Speaking of Oracle, Ms. Yamamoto’s sale occurred three weeks after SuiteWorld, NetSuite’s annual event, where the Oracle-owned company unveiled a new product called NetSuite Enterprise Performance Management (EPM). This product, according to its webpage, “brings together planning, budgeting, forecasting, account reconciliation, financial close, and reporting processes from across the entire organization to help businesses improve the speed and accuracy of financial processes and gain the insights they need to enhance decision-making.” The product is intended for release in North America within the next year.

 

We spoke to a former senior sales director at NetSuite who still works in the industry and believes this product release is a game-changer for BlackLine.

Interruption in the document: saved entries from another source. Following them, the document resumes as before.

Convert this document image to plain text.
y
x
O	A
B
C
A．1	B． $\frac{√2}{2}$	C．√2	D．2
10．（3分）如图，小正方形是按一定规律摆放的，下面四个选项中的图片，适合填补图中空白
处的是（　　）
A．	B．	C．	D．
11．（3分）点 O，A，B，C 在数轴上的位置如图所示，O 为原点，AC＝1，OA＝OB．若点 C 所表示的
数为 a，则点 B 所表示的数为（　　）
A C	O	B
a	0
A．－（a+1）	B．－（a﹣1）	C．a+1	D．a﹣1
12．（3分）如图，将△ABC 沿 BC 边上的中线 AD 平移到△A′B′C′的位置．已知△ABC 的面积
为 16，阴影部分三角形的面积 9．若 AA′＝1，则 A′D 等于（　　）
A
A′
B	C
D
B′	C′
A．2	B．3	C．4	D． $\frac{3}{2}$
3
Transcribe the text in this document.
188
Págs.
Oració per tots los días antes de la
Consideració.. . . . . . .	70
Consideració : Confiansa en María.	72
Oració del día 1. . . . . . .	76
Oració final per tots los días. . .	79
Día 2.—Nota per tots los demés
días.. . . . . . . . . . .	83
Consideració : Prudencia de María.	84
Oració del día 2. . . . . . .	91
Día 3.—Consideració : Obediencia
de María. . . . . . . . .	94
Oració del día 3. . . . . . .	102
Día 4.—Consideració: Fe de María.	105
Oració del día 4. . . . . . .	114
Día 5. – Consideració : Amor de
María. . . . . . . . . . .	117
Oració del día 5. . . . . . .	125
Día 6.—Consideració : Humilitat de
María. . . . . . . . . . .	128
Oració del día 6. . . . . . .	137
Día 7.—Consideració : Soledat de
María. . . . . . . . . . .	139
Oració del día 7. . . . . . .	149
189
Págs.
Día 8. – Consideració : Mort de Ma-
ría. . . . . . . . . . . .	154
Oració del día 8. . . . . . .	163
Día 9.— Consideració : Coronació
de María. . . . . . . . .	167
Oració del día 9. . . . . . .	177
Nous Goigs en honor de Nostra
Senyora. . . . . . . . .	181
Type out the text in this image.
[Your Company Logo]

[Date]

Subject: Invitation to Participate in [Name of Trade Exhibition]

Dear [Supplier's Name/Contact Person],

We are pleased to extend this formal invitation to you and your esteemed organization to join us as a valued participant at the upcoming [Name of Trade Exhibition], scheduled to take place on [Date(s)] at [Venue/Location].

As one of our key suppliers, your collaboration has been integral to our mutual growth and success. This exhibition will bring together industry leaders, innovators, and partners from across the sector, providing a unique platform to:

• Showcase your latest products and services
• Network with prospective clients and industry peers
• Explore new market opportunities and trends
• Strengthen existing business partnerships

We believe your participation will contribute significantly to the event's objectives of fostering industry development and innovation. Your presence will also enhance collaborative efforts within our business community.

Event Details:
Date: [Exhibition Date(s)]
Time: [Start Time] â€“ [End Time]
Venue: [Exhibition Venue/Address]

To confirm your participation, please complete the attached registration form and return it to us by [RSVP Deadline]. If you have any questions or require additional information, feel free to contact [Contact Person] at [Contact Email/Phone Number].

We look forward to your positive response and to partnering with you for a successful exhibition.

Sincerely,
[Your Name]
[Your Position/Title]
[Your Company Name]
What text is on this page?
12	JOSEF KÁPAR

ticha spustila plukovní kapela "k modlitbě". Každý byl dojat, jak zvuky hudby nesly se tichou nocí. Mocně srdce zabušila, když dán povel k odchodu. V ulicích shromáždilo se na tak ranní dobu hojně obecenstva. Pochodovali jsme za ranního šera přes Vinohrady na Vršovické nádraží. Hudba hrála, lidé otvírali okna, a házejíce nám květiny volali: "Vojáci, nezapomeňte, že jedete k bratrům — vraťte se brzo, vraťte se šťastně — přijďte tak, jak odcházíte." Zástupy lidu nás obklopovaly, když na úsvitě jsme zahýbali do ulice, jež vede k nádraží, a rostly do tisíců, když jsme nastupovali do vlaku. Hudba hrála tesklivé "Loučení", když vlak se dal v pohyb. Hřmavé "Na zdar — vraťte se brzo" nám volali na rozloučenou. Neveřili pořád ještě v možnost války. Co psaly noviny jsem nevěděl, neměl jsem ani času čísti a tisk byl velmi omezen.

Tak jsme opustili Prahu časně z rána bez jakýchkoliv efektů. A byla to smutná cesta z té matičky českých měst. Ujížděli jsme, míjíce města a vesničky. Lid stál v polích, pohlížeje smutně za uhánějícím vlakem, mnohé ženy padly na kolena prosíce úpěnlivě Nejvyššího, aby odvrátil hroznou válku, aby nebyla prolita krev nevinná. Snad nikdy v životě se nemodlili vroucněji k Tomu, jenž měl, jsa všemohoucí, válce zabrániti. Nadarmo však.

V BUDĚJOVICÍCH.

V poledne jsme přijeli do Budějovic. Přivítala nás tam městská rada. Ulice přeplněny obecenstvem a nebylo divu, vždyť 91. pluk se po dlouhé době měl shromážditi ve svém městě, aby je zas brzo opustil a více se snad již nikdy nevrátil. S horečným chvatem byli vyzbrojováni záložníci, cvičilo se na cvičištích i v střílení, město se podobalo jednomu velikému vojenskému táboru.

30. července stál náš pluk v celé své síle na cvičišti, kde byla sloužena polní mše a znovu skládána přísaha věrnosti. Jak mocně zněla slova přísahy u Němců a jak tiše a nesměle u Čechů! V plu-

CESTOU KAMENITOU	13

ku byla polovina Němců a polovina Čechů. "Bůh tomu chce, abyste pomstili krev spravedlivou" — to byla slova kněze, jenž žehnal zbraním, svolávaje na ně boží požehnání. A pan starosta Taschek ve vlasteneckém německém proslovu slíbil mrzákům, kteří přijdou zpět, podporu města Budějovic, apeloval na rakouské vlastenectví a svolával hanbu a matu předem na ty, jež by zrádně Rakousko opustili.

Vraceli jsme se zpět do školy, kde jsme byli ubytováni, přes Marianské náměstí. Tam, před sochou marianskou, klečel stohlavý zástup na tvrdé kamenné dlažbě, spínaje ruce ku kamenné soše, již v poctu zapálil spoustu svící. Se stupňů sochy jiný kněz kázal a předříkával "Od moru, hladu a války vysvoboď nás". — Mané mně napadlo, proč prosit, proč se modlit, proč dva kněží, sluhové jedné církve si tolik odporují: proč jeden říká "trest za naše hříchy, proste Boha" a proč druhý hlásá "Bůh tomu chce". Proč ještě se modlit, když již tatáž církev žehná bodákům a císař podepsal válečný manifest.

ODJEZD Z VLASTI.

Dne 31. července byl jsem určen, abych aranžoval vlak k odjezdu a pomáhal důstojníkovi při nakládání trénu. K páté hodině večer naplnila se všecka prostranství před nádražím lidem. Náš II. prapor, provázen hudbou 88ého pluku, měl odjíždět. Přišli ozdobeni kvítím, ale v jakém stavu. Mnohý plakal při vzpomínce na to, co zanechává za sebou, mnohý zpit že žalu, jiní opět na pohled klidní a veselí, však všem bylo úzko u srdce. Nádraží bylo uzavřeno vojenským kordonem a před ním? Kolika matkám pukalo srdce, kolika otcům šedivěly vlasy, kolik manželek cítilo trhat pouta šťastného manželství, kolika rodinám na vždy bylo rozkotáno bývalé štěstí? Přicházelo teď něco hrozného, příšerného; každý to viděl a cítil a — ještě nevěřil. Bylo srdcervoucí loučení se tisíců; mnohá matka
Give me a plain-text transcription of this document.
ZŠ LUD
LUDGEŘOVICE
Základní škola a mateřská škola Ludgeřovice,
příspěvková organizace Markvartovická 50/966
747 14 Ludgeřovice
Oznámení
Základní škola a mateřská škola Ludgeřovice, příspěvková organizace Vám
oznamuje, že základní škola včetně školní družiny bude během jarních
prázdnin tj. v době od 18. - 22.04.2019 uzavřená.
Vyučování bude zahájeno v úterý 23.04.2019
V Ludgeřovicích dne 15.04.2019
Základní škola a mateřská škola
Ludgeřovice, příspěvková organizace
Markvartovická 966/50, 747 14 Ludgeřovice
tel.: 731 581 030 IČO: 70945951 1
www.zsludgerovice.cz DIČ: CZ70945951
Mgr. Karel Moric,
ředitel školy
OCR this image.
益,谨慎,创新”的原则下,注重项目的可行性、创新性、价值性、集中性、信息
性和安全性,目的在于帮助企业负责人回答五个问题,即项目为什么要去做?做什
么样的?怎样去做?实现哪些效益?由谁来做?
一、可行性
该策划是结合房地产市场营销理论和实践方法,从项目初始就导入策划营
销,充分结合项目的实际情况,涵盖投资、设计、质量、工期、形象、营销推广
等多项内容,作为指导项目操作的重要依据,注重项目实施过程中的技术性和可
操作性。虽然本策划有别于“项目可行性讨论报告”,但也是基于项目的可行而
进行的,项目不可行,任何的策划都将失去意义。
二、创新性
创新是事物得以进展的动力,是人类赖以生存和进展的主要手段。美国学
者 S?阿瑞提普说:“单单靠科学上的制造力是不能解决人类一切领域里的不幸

In the past, our contact explained, the NetSuite sales team was only able to sell Oracle FP&A software. But going forward, “this expands…into account reconciliation, consolidation, close management, etc. – which goes directly into [BlackLine’s wheelhouse].” NetSuite hasn’t been selling BlackLine directly, but Oracle customers go out and buy BlackLine on their own. Now, NetSuite salespeople will sell NetSuite EPM as an alternative to BlackLine.

 

The NetSuite/Oracle model is to hook companies on NetSuite while they’re small, then have them upgrade to Oracle Fusion as they grow. Getting customers on EPM while still in the NetSuite phase makes them more likely to stick with NetSuite (and eventually Oracle) from the onset, preventing BlackLine from getting its foot in the door to begin with.

 

Summary

 

In summary, we believe BlackLine’s mid-term targets are unrealistic as the company faces increasing competition in its core product areas, and its expanding product offering creates a significant GTM hurdle. BlackLine has not formally backed away from these mid-term targets despite the company’s internal chaos and budding market skepticism. We believe BlackLine will underperform in the near-term, leading to the forced pushout or cut of these targets, which will represent a significant negative event for the stock.

 

Risks

 

BlackLine is 9%-owned by Clearlake Capital, which has a history of building stakes in publicly-traded tech companies and eventually taking them private, which is a risk – see Cornerstone OnDemand and Blackbaud. We suspect this has kept BlackLine short-sellers on the sidelines, with SI approximately 4% of the float.

 

Valuation & Price Target

 

Valuation-wise, we see ~53% downside from here based on 15x our 2025E EBITDA of $146M (consensus: $172M). We assume 8-10% growth over the next three years compared to consensus’ 9-17%, with EBITDA margins reaching 22% over that timeframe vs. 26% for the Street. The stock currently trades at 71x LTM EBITDA and 30x 2023E EBITDA. We see 15x earnings, in-line with the likes of ORCL, as a generous valuation for a former SaaS high-flyer that, by our estimation, has matured into a HSD to LDD grower.

 

I do not hold a position with the issuer such as employment, directorship, or consultancy.
I and/or others I advise hold a material investment in the issuer's securities.

Catalyst

Disappointing results over the next several quarters; growing recognition of NetSuite EPM as a threat to BL’s core business; eventual revision or pushout of the company’s mid-term targets.